As homeowners continue to struggle with negative equity on their property, underwater refinancing options are being heavily researched by individuals who wish to simply make their monthly mortgage payment on their underwater home loan more affordable. Understandably, some homeowners have been quite frustrated with the devaluation of their property, but individuals who have simply walked away from their home have prompted the creation of assistance plans specifically tailored to help homeowners in an underwater mortgage situation.
While there are programs available from federal sources, there also may be state-specific assistance plans available to homeowners as a result of assistance made available through the Hardest Hit Fund.
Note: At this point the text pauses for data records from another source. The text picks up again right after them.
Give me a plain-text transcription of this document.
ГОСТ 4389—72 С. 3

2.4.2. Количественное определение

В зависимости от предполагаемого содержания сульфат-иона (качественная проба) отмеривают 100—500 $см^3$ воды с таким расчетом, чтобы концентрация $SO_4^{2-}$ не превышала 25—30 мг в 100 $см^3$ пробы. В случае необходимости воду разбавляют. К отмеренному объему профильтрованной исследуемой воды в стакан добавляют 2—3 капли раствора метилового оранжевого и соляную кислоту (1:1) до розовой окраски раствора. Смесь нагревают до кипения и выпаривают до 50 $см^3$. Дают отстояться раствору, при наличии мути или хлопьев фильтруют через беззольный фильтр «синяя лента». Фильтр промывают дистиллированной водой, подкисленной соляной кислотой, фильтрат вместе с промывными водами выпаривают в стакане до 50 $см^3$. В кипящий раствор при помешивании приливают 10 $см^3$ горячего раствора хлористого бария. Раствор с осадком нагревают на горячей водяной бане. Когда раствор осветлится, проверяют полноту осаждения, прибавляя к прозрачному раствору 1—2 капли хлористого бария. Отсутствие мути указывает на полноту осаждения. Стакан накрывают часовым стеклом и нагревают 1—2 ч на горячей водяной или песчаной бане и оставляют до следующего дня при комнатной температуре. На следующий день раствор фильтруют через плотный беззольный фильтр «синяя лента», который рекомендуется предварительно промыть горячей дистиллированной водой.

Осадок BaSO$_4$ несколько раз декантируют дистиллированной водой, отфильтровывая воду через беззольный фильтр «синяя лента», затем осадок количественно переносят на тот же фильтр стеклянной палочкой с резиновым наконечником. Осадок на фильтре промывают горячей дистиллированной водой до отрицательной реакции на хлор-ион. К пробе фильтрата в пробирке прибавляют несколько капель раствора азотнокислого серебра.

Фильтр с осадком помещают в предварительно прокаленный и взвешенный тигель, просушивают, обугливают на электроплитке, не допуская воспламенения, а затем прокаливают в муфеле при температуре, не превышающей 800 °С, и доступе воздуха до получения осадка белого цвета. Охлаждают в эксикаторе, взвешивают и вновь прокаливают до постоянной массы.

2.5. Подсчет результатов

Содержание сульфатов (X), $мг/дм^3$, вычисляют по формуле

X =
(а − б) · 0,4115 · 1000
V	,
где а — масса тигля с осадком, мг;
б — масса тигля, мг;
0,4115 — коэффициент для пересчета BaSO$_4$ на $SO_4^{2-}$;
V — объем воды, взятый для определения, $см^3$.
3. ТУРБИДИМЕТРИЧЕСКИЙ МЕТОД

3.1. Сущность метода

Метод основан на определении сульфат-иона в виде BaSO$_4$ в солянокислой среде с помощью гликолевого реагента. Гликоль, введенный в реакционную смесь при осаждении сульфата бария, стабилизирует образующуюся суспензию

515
Some of the federal programs which underwater homeowners have used are the Home Affordable Refinance Program and the FHA short refinance program.
Yet, underwater homeowners often fall into different categories, which may necessitate different assistance plans to address their underwater situation. Some individuals who have seen a reduction in their property value may be able to continue making their mortgage payment successfully, but obviously want some form of assistance for their predicament.
Options like the Principal Reduction Alternative plan, which is an extension of the Making Home Affordable Program, may offer homeowners in certain situations the opportunity to reduce their mortgage principal, which would obviously help with overall costs on an underwater mortgage. Yet, principal reductions has been sparsely used by many servicers, as there are some banks who feel reducing a homeowner’s principal is not beneficial to making a home more affordable.
While homeowners in various states may find that their state housing agency has a program which could address their underwater situation, many fear that negative equity is simply something homeowners may have to contend with at the present time since, for the most part, financial institutions may not offer underwater refinancing opportunities on a wide scale. Also, since programs like the FHA short refinance program requires that a servicer reduce a homeowner’s principal before they can qualify, this again could case problems as it’s not something certain financial institutions are willing to do.
However, homeowners who are struggling with an underwater mortgage are being advised to contact their servicer to see if a refinancing opportunity may be available for their situation or consult their state housing agency to see if funding from the Hardest Hit Program may offer them underwater mortgage assistance plans in their area.